La revue « Santé publique » est publiée par la Société française du même nom. Dans son dernier numéro, de juillet-août 2018, on trouve un éditorial de Jean-Pierre Couteron, administrateur de la Fédération française Addiction, illustrant une situation, et des contraintes, qui ne sont en rien spécifiques à la France.

« Au fur et à mesure des publications sur ses effets négatifs, le réquisitoire s’alourdit : l’alcool est dangereux pour la santé. Il ne devrait y avoir aucune hésitation à réguler l’accès à l’alcool, par des mesures recommandées par les instances internationales, et à les accompagner d’un travail d’éducation à la santé. Or cela bloque. N’est-ce pas dû au statut de marchandise qu’ont aujourd’hui les drogues ? Leur marché, légal ou clandestin, en organise la circulation, les soumet aux intérêts de l’économie mondialisée. La santé est placée au second plan. »  
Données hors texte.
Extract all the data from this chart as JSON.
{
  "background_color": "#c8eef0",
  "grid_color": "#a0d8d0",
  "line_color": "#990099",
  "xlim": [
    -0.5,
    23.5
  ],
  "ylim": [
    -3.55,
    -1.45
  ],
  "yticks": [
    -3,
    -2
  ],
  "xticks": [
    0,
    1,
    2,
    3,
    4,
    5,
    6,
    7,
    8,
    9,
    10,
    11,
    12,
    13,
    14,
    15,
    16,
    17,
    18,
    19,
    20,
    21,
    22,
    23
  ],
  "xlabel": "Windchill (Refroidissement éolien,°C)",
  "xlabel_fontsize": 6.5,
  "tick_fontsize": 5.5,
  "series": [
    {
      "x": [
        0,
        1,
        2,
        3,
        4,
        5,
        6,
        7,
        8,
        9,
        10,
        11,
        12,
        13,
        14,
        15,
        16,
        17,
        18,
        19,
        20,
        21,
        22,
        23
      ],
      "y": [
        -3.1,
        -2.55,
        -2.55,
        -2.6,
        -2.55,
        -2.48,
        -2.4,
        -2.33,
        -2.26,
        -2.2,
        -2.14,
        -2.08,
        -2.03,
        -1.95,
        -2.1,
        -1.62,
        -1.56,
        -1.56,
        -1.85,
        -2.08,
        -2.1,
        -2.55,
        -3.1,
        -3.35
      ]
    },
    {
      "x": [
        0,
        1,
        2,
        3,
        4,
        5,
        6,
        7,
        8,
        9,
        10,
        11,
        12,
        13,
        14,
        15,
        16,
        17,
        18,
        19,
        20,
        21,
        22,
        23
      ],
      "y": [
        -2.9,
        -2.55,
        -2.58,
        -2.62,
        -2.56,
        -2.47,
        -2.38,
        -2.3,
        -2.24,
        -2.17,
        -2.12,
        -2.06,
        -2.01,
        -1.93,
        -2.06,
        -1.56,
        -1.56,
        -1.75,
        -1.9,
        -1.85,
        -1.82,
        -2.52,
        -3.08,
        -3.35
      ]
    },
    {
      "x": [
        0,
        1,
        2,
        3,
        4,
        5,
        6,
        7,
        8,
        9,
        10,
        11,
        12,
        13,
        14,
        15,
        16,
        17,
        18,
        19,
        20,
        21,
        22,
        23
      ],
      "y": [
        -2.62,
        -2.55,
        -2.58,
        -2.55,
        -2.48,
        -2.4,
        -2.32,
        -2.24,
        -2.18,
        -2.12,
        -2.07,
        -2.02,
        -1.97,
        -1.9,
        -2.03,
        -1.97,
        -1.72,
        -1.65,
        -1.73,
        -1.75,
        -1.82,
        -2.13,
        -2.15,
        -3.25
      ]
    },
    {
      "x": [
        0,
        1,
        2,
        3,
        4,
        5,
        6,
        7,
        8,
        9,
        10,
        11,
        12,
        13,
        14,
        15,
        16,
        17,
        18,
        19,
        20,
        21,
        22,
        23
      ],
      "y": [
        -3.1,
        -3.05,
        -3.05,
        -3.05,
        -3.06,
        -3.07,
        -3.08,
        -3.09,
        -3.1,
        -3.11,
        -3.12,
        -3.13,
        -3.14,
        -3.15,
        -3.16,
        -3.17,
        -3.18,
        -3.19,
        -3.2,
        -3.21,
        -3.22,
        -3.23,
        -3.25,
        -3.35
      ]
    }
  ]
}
« Une communication bien rodée habille de façon respectable cet impératif économique. En période d’inconfort face aux évolutions sociétales, elle valorise un ’art de vivre’, elle se donne une image ‘responsable’, faisant mine de soutenir des mesures soi-disant consensuelles. Cette rhétorique a pris le contrôle d’un packaging sémantique, à coup de ‘modération’. L’impératif économique bloque toute mesure susceptible de toucher le marché, comme :  limitation de la publicité, prix minimum, logo sur les dangers de l’alcoolisation fœtale…. »
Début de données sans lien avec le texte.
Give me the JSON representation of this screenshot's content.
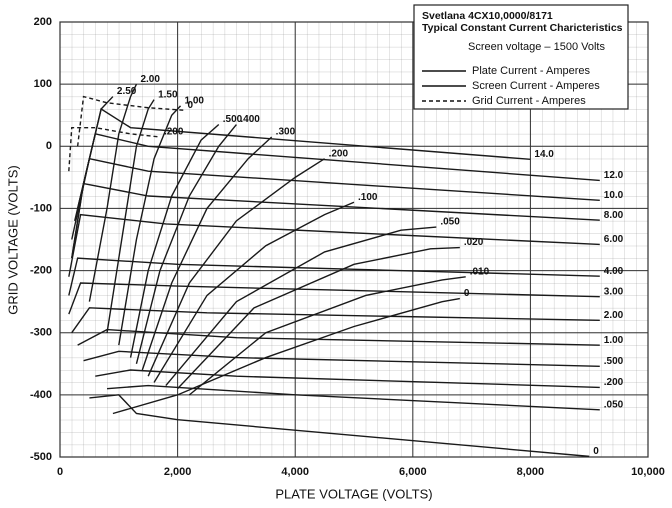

Sentiment de déjà lu, déjà entendu, déjà vu ? La problématique est comparable en Suisse, à propos de toutes les substances - ou comportements - qui peuvent mener à l’addiction. Ceux qui oeuvrent pour la protection de la santé doivent s’engager d’autant plus pour surmonter les obstacles - et sensibiliser une partie malheureusement importante de l’éventail politique qui  regarde ailleurs quand on lui parle de cette problématique.